RBTH: Why did Atkinson travel to Siberia?
Nick Fielding: At first he wanted to paint it, but as the journey progressed and time passed – we’re talking about seven years in Siberia and more than a decade in Russia – it grew to be about more than this. He became fascinated with Siberian culture and the people of Central Asia in particular.
The only modern image of Thomas Atkinson. Source: courtesy of Paul Dahlquist
He was very interested in the Decembrists – aristocratic revolutionaries who led a failed uprising in 1825 – and the milieu of the time, which definitely marked him out to the Tsarist police. I’m sure there’s a huge archive of reports on Lucy and Thomas’s movements somewhere in Russia, but I haven’t located it yet.
In her book Lucy says that it wouldn’t have been a punishment for her to be arrested and sent to Siberia: they were not afraid of the climate, the harshness and the isolation. They had a very positive view of Siberia’s people and its culture.
Irkutsk and Barnaul were two intellectual cities that were quite radical at the time because of their high number of exiled anti-tsarist political figures. Barnaul was noted for its beautiful museums and very free conversations in salon meetings. This was in stark contrast to St. Petersburg, for example, where the tsar’s spy network was very active and people were continually looking over their shoulder.
RBTH: Did Lucy describe this in her book?
N.F.: They both discuss it, but Lucy in particular. Thomas was setting out his travels, but Lucy was more open to talking about what happened when they traveled. I should point out that a lot of Lucy’s book was based on Thomas’s diaries, which I’ve also read. I can tell you that he was thinking about these issues too, but he didn’t write about them.
RBTH: What were your reasons for traveling to Siberia?
N.F.: I first came to Central Asia more than 20 years ago, and since then I’ve been back many times to Siberia, Tyva, Kamchatka, Kyrgyzstan, Kazakhstan and Mongolia. I’ve always enjoyed traveling in the region and have hiked thousands of miles there. I was also interested Central Asian textiles, and I was curious where the designs came from: they were being made by Muslims but without Islamic designs. The answer was that they came from Siberia.

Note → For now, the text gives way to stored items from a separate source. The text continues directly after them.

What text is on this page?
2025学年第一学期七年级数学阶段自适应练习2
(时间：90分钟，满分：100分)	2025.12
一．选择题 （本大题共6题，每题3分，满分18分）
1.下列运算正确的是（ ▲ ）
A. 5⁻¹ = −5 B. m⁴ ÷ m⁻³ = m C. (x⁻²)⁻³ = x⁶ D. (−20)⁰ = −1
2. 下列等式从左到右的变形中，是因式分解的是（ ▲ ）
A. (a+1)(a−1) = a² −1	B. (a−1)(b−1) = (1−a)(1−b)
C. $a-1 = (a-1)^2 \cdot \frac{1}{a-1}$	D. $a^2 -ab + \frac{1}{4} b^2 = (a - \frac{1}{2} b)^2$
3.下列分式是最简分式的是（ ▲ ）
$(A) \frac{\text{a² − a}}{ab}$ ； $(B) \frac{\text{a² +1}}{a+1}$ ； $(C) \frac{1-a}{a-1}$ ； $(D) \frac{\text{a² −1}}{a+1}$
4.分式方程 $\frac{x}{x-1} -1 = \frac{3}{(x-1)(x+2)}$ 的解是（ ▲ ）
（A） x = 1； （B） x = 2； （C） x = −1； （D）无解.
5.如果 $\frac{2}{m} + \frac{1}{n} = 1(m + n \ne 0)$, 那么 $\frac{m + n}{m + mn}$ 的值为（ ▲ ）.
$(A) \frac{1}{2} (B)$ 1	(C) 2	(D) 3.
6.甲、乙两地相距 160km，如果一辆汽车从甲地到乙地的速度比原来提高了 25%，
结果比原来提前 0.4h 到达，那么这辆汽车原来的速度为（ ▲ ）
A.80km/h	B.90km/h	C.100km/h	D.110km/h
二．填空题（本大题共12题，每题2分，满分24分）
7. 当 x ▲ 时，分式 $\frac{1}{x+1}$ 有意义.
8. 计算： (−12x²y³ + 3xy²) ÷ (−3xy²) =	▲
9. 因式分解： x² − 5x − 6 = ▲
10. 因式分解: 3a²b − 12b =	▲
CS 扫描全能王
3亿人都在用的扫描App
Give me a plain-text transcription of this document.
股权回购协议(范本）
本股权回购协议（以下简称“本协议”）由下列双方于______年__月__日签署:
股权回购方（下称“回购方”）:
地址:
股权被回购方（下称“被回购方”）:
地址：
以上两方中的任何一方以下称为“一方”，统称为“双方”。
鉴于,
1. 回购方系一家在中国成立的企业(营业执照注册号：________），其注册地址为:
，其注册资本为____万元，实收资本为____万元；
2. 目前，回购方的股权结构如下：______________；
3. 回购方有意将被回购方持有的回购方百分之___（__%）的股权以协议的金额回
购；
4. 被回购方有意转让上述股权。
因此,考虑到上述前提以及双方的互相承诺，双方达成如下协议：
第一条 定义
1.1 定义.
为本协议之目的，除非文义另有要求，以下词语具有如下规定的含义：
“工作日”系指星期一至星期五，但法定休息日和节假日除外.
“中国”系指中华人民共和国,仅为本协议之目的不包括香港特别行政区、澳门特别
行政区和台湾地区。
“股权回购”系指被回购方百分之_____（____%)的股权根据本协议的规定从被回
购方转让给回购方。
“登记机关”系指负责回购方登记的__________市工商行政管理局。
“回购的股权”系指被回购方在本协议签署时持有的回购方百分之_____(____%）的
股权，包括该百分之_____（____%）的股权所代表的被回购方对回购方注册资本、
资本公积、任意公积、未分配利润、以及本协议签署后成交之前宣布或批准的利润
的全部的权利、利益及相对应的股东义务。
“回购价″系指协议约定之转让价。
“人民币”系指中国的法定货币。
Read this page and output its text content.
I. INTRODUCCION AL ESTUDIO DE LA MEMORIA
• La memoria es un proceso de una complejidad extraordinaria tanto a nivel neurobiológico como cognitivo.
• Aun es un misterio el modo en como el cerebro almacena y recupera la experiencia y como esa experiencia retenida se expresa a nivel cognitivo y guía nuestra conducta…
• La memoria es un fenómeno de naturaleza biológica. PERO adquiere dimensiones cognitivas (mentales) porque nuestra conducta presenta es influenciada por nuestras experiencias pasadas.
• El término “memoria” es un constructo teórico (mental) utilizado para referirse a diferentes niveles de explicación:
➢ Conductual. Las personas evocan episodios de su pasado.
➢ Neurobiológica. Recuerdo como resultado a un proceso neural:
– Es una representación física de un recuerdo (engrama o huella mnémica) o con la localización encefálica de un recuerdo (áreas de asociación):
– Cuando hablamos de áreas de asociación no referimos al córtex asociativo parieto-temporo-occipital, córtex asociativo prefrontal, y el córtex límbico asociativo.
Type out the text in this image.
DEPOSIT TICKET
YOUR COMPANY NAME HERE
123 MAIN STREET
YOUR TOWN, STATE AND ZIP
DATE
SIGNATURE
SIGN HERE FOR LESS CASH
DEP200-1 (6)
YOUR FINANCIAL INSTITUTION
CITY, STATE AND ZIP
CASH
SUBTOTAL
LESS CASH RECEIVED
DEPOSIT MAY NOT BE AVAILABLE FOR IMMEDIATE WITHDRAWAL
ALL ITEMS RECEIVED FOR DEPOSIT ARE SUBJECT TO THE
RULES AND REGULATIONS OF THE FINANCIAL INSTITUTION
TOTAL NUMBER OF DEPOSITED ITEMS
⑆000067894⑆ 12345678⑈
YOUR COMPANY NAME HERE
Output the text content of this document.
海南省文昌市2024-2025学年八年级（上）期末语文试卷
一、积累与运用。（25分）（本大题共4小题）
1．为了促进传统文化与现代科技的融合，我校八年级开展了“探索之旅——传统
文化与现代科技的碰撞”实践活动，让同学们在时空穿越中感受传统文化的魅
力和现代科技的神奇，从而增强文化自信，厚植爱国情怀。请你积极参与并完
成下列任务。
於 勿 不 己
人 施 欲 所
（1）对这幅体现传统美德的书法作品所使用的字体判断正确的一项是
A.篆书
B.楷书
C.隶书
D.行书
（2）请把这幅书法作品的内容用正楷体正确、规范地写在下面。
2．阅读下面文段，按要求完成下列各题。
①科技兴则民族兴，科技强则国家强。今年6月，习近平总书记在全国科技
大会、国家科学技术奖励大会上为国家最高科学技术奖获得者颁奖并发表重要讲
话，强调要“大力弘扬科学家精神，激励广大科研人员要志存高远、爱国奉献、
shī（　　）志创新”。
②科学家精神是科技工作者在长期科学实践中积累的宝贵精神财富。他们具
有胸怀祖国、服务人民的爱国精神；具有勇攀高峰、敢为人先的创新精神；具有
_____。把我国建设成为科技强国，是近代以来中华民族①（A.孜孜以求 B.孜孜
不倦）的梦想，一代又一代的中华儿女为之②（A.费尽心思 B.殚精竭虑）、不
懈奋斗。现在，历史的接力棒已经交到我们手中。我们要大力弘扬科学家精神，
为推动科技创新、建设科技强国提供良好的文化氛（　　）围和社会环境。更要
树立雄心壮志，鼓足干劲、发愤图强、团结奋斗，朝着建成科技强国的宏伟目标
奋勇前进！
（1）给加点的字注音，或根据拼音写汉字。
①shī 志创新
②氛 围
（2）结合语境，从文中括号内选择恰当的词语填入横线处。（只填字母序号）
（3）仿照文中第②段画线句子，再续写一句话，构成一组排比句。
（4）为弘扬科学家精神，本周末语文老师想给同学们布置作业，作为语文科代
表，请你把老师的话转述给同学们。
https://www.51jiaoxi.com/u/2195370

“It wouldn’t have been a punishment for her to be arrested and sent to Siberia.” Source: Nick Fielding
I discovered that Siberia itself is a wonderful place, and I began researching who else had been here and what they’d written about it. I read everything I could – I’ve got an enormous collection of books about Siberia going back hundreds of years to the earliest travelers. I came across the Atkinsons and wondered why they have been largely forgotten by history. They’re an extraordinary couple – two of the greatest travelers of all time.
RBTH: How important was Lucy’s presence to the success of the trip?
N.F.: Very important. I think Thomas wanted to travel with Lucy partly because she spoke Russian and he didn’t. She had already been living in St. Petersburg for eight years and was a governess in a Russian family, so she also knew how Russian society worked. 19th-century Russia was very stratified: everybody had their place, and you had to know who you could speak to and how you could speak to them. Lucy knew that very well.
She was a woman of action who wasn’t frightened – or perhaps she was frightened but was still brave – and she actually saved his life on one occasion. She would carry guns, and when two men grabbed him from behind she pulled a weapon, pointed it at them and demanded they let him go. He picked a very good traveling companion, in my view. Particularly when you consider the general difficulties of the trip.
Presumably on this painting Thomas is shooting in local gunmen. Source: courtesy of Nick Fielding
RBTH: What were some of these difficulties? For you as well as them.
N.F.: Their trip was made incredibly complicated by the fact that she became pregnant almost immediately. She was crossing really fast-flowing rivers on horseback up to her knees. When the baby was delivered two months prematurely in Qapal [Alma-Ata Region, modern-day Kazakhstan], the Cossack doctor, who was only 23, told her that this had been caused by riding horses.